3. Echange automatiques des déclarations pays par pays: la commission achève ses travaux, en apportant des modifications relatives notamment aux sanctions

A la suite de sa dernière séance durant laquelle elle avait terminé l’examen de l’arrêté relatif à l’accord multilatéral (voir le communiqué du 3-4 avril), la commission a achevé à cette séance la discussion par article du projet de loi sur l'échange international automatique des déclarations pays par pays (16.078). La commission propose certaines modifications du projet, notamment au sujet des dispositions relatives aux sanctions. Ainsi, en ce qui concerne la sanction administrative qui est prévue en cas de dépôt tardif de la déclaration pays par pays (art. 12), la commission propose ainsi, par 19 voix contre 6, de limiter la sanction prévue (200 francs par jours de retard) à un montant maximal de 50'000 francs. La majorité est de l’avis que ce plafond est nécessaire pour une sanction dont le caractère croissant est peu conforme à l’ordre juridique suisse.

Une grande partie desdiscussions de la commission a aussi porté sur la sanction pénale en cas de déclaration inexacte ou incomplète (art. 24). La commission propose, par 16 voix contre 8, d’une part suivre la décision du Conseil des Etats de supprimer toute sanction en cas de négligence, d’autre part, de limiter à 100'000 francs au lieu de 250'000, le montant maximum de l’amende en cas de comportement intentionnel de la personne responsable de l’infraction. Une minorité proposera de rester à la version du Conseil fédéral, estimant nécessaire de garantir que la Suisse puisse remplir ses engagements internationaux.

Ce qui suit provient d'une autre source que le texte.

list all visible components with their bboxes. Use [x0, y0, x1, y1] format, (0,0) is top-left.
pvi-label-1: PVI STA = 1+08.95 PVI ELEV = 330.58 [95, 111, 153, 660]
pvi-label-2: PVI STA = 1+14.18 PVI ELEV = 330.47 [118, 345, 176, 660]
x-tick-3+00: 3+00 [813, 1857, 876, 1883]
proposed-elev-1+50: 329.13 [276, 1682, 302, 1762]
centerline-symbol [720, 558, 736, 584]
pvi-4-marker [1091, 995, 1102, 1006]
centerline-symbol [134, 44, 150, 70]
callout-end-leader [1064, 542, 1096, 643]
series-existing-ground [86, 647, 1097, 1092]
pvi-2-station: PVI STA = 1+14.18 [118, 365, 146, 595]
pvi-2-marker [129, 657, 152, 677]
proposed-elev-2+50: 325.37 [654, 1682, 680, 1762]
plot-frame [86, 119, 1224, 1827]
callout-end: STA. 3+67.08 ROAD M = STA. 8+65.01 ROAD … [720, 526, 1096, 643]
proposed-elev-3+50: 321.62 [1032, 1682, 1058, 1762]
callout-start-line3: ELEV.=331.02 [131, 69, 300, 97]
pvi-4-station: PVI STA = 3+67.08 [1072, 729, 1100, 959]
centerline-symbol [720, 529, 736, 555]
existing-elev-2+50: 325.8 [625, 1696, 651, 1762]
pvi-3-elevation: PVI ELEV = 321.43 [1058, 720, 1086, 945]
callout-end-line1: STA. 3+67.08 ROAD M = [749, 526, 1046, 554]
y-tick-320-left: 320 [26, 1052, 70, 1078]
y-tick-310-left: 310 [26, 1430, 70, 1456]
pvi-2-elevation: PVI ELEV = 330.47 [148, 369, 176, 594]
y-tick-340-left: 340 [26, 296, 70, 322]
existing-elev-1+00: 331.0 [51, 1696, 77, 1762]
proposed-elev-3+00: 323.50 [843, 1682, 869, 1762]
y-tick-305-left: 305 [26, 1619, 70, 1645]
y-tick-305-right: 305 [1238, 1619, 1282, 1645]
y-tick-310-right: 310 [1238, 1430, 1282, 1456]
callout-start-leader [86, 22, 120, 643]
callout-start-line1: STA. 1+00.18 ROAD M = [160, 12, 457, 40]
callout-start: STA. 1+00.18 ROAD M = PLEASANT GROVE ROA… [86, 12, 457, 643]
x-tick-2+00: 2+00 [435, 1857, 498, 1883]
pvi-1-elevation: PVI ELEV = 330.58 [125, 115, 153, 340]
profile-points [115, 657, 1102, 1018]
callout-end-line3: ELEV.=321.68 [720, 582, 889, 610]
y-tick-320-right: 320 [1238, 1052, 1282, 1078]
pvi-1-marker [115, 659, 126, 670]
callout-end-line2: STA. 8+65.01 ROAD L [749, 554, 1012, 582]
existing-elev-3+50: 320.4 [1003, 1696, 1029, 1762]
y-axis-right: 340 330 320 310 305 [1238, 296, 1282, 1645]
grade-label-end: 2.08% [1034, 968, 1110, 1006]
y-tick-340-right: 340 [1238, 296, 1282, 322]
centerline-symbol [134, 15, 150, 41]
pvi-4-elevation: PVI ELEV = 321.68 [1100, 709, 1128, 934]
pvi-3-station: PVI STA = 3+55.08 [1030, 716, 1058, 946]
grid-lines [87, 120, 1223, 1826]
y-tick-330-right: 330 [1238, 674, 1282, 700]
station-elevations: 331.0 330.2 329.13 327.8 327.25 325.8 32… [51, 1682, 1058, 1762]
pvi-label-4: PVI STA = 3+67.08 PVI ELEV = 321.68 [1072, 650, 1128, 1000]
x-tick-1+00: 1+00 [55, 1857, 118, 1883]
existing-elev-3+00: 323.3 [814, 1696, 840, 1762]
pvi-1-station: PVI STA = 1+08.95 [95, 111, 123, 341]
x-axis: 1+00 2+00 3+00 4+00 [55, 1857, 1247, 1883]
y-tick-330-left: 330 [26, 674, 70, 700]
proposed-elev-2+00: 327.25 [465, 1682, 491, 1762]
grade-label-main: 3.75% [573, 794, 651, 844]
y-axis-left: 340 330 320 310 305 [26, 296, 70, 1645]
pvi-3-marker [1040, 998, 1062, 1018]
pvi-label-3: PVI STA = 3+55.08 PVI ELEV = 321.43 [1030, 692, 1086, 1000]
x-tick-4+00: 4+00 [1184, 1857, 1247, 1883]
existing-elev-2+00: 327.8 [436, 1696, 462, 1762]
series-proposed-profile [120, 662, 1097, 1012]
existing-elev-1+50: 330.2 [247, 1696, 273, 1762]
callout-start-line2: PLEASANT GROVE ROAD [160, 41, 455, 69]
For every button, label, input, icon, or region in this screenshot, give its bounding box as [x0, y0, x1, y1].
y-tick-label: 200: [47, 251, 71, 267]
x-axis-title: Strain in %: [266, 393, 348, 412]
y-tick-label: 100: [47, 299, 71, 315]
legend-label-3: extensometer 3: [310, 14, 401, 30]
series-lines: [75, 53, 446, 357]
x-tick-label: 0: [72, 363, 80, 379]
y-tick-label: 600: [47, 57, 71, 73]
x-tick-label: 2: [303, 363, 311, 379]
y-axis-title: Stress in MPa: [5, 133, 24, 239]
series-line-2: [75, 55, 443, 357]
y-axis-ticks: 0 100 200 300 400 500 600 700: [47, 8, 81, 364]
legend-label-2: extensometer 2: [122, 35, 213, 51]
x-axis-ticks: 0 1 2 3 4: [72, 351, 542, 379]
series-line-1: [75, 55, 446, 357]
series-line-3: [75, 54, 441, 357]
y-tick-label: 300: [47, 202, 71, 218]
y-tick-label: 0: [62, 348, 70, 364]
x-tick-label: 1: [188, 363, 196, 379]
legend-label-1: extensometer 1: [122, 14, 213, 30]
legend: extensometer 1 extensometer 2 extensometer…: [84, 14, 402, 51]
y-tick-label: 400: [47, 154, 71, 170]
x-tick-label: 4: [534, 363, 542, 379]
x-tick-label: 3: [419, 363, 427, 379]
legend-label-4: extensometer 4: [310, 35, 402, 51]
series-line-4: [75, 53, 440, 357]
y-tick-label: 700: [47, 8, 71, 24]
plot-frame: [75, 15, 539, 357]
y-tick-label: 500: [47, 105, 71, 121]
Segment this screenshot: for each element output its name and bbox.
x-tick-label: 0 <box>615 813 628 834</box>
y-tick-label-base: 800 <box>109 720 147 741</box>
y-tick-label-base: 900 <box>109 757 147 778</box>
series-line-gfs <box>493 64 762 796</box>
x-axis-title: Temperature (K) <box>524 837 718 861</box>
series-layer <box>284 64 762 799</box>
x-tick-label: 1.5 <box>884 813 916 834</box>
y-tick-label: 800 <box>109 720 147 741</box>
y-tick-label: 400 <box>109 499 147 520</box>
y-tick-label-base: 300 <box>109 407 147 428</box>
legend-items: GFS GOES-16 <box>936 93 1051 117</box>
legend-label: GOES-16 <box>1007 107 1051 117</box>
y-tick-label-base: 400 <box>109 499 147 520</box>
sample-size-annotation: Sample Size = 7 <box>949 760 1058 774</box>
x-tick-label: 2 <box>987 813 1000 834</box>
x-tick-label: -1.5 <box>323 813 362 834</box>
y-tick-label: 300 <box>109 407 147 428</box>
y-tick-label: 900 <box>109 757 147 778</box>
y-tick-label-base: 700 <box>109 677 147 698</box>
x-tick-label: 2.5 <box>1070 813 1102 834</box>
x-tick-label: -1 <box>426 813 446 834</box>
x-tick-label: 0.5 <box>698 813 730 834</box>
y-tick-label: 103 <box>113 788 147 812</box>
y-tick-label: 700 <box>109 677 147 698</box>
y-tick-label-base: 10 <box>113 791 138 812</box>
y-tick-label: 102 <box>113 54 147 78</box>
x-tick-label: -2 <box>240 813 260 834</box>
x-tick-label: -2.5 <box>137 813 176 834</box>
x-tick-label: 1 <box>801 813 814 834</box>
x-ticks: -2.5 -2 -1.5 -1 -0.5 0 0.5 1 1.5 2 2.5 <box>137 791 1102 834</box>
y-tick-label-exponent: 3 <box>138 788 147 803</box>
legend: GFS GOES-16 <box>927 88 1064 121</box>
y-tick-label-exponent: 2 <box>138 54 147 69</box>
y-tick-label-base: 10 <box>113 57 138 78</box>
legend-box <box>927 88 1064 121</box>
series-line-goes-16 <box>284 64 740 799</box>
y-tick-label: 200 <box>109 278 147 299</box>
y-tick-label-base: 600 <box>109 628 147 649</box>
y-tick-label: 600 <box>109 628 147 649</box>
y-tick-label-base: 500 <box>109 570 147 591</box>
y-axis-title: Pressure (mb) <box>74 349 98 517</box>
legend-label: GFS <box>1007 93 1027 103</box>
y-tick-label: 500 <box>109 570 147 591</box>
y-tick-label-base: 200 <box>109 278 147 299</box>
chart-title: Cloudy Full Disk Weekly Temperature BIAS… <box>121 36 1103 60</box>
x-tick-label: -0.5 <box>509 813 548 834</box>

Par ailleurs, en cas d’infraction mineure pour laquelle une amende ne dépassant pas 25'000 francs entre en ligne de compte, la majorité propose (vote 16:8) que ce soit l’entreprise et non la personne physique responsable de l’infraction, qui devra s’acquitter de l’amende.

La commission a en outre rejeté, par 15 voix contre 5 et 1 abstention, une proposition visant à obliger les entreprises multinationales à transmettre aux autorités fiscales le fichier principal (Master-File) et le fichier local (Local-File), car cette exigence irait au-delà des normes minimales internationales.

Au vote sur l’ensemble, lacommission a adopté, par 20 voix contre 0 et 2, le projet de loi. Le Conseil national se penchera sur cet objet à la session d’été 2017 de sorte que les projets puissent être définitivement approuvés par le parlement encore pendant cette même session.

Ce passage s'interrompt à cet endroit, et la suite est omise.